What say you and why do you say it?

Cheers and be well.
Evilroddy.

Judicial review was established in the seminal case of Marbury v. Madison 5 U.S. (1 Cranch) 137 (1803). That is the Foundation. Study the case history. Then the reaction of Congress at the time. Had the Founding members and subsequent Congresses wanted to oppose this, they've had plenty of time and opportunity to do so. They did not back then because they recognized a need for interpretation of legal principles and the establishment of legal precedents.

IMO this is still an important tenet to protect against Congressional and Presidential over-reach. Remember, if Congress does not like the interpretation of the law, they have the power to create, amend, or otherwise change the law. Meanwhile despite what some people want the Courts don't make law, they can only interpret it.
 
From Article III, Section 2, paragraph two of the US Constitution:



Notice the last clause, "... with such Exceptions, and under such Regulations as the Con-gress shall make.".

Is it time for the US Congress to limit the appelate jurisdiction of the SCOTUS as an appellate court in certain areas of law? Given that the present SCOTUS has made decisions which fly in the face of stare decisis, has ignored the protections of the 9th Amendment for unenumerated rights, has arguably employed a kind of false-originalism, divorced from history in order to act as cover for what many see as political rather than strictly legal decisions and has potentially threatened the general welfare and domestic tranquility of the American republic, is it time for Congress, as a check and balance, to limit what can be argued to be a rogue SCOTUS's appelate jurisdiction in certain areas of law?

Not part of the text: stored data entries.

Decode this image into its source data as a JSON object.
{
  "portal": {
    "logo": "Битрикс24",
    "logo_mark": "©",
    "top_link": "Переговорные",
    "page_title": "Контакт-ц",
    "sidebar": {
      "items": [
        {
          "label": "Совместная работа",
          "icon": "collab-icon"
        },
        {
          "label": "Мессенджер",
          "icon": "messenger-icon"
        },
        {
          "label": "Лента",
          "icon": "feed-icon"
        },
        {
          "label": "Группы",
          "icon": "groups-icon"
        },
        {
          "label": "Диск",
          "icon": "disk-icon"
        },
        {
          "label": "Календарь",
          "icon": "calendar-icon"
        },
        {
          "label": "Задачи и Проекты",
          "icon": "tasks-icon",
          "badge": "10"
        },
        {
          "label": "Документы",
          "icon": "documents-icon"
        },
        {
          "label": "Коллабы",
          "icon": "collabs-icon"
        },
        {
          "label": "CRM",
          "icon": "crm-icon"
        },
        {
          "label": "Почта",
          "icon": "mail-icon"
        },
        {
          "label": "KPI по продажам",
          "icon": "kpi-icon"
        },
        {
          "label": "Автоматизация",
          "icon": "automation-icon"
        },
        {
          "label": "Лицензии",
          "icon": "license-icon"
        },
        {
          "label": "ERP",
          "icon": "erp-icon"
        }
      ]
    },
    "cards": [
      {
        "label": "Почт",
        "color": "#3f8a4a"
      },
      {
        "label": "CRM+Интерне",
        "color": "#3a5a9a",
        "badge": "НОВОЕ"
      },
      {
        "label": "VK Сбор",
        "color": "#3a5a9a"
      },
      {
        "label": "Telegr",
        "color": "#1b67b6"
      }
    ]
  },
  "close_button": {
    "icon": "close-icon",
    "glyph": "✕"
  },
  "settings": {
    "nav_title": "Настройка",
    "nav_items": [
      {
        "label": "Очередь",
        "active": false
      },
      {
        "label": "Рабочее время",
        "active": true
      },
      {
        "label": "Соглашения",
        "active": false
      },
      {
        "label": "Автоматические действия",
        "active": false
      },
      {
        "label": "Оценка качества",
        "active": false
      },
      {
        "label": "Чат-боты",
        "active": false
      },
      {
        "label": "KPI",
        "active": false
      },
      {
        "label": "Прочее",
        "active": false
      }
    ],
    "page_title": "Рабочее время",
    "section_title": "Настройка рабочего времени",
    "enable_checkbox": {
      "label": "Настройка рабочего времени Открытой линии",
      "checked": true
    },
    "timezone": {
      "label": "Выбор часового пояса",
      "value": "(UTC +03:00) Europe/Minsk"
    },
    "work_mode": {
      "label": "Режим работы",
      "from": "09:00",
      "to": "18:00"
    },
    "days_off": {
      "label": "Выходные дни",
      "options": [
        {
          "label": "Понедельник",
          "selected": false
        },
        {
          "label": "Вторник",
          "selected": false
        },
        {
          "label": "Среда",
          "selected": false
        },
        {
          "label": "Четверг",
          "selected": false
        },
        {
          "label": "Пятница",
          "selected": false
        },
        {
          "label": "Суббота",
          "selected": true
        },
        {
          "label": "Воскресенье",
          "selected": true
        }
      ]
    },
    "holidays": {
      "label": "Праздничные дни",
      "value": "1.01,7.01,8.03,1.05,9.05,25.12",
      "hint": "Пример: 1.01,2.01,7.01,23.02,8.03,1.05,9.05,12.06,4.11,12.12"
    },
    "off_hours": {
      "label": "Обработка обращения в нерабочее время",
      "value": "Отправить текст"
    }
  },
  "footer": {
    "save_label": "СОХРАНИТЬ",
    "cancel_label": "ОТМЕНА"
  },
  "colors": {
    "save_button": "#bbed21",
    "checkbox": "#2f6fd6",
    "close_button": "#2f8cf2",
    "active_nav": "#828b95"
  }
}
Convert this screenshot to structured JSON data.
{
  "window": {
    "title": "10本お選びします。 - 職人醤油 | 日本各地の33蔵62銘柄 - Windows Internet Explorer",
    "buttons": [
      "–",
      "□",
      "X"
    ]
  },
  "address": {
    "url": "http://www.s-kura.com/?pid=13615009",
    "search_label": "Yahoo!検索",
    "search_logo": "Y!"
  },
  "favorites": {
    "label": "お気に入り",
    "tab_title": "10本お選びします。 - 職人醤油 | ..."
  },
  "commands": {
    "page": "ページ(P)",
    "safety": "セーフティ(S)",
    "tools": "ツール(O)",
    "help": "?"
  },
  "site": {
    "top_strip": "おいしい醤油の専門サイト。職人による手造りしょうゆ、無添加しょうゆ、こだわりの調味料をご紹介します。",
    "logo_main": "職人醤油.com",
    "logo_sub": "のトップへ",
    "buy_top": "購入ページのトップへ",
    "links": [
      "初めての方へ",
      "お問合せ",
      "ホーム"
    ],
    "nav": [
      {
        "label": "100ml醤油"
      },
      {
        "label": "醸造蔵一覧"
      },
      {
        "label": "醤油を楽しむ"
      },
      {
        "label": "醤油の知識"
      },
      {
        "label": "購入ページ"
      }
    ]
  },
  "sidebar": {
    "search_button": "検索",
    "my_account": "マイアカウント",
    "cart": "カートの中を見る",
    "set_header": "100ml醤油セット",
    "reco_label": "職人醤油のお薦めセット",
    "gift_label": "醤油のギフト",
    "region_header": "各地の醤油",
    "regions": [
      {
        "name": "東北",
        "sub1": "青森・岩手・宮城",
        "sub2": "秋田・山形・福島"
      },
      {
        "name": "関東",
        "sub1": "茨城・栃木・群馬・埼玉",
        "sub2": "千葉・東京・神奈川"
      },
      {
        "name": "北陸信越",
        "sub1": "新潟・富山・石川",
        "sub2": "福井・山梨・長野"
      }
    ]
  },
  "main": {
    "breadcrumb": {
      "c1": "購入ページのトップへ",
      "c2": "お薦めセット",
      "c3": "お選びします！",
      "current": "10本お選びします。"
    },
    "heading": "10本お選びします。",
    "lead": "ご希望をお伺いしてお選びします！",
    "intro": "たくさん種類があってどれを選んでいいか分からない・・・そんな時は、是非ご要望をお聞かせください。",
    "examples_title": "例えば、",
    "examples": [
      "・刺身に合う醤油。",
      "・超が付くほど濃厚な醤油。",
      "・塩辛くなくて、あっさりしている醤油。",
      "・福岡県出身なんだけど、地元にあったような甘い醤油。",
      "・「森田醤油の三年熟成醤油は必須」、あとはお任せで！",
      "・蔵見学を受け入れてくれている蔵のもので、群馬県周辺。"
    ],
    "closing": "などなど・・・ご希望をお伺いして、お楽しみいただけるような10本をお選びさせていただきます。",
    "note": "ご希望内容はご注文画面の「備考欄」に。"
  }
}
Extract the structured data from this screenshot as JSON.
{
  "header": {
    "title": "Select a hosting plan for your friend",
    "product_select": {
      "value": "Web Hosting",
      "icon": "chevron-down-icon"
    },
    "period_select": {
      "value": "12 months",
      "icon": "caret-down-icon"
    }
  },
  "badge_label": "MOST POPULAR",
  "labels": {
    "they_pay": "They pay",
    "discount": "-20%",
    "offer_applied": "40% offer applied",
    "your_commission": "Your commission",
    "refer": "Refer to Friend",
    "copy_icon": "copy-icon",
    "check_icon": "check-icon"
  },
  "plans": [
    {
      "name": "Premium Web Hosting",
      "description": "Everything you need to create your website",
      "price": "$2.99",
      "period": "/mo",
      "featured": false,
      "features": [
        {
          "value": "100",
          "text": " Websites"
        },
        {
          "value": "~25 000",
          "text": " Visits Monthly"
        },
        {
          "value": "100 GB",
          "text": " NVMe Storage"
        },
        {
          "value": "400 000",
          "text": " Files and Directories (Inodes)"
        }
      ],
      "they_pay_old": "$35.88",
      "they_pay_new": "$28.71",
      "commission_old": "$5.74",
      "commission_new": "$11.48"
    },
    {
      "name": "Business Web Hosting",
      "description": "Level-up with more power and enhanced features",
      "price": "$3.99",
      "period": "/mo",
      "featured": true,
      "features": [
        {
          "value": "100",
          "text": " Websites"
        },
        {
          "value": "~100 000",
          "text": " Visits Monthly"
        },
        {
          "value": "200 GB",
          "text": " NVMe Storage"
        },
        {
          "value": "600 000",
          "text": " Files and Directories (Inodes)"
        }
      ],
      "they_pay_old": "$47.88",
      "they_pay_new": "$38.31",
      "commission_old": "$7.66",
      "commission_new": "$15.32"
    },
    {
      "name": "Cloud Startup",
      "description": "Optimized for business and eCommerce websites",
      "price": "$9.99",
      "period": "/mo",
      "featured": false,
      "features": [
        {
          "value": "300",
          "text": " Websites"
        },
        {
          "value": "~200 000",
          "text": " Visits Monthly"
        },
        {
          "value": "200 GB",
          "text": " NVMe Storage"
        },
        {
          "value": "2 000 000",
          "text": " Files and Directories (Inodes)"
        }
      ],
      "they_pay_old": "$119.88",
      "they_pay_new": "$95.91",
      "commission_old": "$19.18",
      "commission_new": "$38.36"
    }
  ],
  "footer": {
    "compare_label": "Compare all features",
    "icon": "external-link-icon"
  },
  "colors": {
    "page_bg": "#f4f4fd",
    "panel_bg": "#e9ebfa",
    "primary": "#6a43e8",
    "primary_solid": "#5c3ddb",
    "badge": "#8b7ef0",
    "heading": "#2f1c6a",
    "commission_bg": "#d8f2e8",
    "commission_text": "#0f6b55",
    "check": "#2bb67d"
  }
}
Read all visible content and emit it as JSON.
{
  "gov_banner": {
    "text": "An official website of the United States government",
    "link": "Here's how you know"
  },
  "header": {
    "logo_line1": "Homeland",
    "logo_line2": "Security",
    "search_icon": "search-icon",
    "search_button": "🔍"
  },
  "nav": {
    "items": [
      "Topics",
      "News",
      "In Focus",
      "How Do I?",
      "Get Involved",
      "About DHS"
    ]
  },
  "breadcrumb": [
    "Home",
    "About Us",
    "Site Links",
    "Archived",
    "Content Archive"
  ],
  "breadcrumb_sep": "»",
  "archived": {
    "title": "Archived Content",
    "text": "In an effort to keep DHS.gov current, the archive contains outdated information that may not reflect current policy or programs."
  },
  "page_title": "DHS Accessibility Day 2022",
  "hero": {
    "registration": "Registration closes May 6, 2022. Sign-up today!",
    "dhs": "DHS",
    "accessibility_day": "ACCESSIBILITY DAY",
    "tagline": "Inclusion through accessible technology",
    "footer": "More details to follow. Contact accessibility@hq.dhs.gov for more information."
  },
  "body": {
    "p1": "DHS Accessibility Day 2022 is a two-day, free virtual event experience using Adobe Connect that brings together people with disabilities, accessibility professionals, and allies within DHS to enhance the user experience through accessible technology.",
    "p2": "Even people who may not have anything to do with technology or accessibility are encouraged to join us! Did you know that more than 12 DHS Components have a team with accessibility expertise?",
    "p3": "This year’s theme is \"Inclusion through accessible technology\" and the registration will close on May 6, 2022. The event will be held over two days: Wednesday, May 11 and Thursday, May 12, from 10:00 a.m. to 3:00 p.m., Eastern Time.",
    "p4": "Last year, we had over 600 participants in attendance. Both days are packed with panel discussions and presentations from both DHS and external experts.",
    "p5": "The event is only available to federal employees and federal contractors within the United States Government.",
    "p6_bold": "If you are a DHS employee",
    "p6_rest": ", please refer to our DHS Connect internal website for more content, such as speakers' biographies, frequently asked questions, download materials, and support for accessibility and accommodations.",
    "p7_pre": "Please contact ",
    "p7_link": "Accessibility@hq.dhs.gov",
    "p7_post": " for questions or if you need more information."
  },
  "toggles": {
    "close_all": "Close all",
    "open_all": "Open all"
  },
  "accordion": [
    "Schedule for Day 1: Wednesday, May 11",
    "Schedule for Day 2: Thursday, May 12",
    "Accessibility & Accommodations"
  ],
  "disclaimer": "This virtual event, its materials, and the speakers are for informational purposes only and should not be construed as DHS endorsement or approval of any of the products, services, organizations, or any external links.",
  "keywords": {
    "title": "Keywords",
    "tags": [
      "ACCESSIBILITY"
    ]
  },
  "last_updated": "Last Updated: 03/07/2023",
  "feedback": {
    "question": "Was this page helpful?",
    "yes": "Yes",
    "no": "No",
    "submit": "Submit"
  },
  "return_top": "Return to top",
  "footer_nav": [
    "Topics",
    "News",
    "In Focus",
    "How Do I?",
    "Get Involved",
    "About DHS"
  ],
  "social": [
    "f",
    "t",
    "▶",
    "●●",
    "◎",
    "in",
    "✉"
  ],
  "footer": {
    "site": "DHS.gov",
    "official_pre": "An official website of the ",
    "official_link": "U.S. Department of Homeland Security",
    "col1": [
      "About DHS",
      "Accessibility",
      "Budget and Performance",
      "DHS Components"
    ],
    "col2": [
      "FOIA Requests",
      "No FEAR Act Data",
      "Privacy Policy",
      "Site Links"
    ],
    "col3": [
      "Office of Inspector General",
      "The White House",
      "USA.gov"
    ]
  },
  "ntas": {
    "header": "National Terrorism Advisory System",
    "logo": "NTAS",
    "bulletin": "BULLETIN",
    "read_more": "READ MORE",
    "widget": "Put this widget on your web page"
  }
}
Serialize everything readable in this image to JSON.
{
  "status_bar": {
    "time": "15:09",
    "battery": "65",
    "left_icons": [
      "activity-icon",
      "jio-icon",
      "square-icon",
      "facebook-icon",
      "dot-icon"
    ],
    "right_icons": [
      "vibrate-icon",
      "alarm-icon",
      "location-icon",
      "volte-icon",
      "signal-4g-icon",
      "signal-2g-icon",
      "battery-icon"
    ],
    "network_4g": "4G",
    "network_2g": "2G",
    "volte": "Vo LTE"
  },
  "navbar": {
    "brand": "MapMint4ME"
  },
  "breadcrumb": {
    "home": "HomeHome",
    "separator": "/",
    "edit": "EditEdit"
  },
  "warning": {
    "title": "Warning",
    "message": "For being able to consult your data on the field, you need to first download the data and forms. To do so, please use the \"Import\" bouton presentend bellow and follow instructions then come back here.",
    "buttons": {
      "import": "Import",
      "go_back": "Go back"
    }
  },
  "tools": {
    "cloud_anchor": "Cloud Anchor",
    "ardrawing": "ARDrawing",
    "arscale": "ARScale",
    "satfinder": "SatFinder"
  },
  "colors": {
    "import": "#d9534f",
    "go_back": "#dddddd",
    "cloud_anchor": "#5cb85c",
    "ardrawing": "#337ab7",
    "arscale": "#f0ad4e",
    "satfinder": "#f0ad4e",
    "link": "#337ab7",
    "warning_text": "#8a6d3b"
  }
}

This was done in 1868 when Congress removed appelate jurisdiction over habeas corpus cases from the court and the SCOTUS then accepted Congress's power to do so.


What say you and why do you say it?

Cheers and be well.
Evilroddy.

We already have checks and balances. SCOTUS has no enforcement or lawmaking power. So, no.
 
The federal judiciary is in need of restructuring, preferably with the addition of more federal districts, term limits for SCOTUS justice, and a more stringent code of conduct for them.

Agreed. The right will currently turn a blind eye to Supreme Court justices' corruption, so long as they're "Republican" justices.
 
It's not. It's completely lacking in detail.

There is something to be said for brevity.

While there are some points that could have been ironed out better in the text of the Constitution.


Unfortunately, numerous State Constitutions, particularly Alabama, show the evil of detailing everything in the Constitution.

Less remains more, when writing Constitutions.

Of course, that means the courts will fill in the details, sometimes in a less than desired manner.
 
There is something to be said for brevity.

While there are some points that could have been ironed out better in the text of the Constitution.


Unfortunately, numerous State Constitutions, particularly Alabama, show the evil of detailing everything in the Constitution.

Less remains more, when writing Constitutions.

Of course, that means the courts will fill in the details, sometimes in a less than desired manner.

There may be, but a constitution is not such a case.

When writing a constitution, you shouldn't just details the basics Leave the details to the imagination of subsequent generations.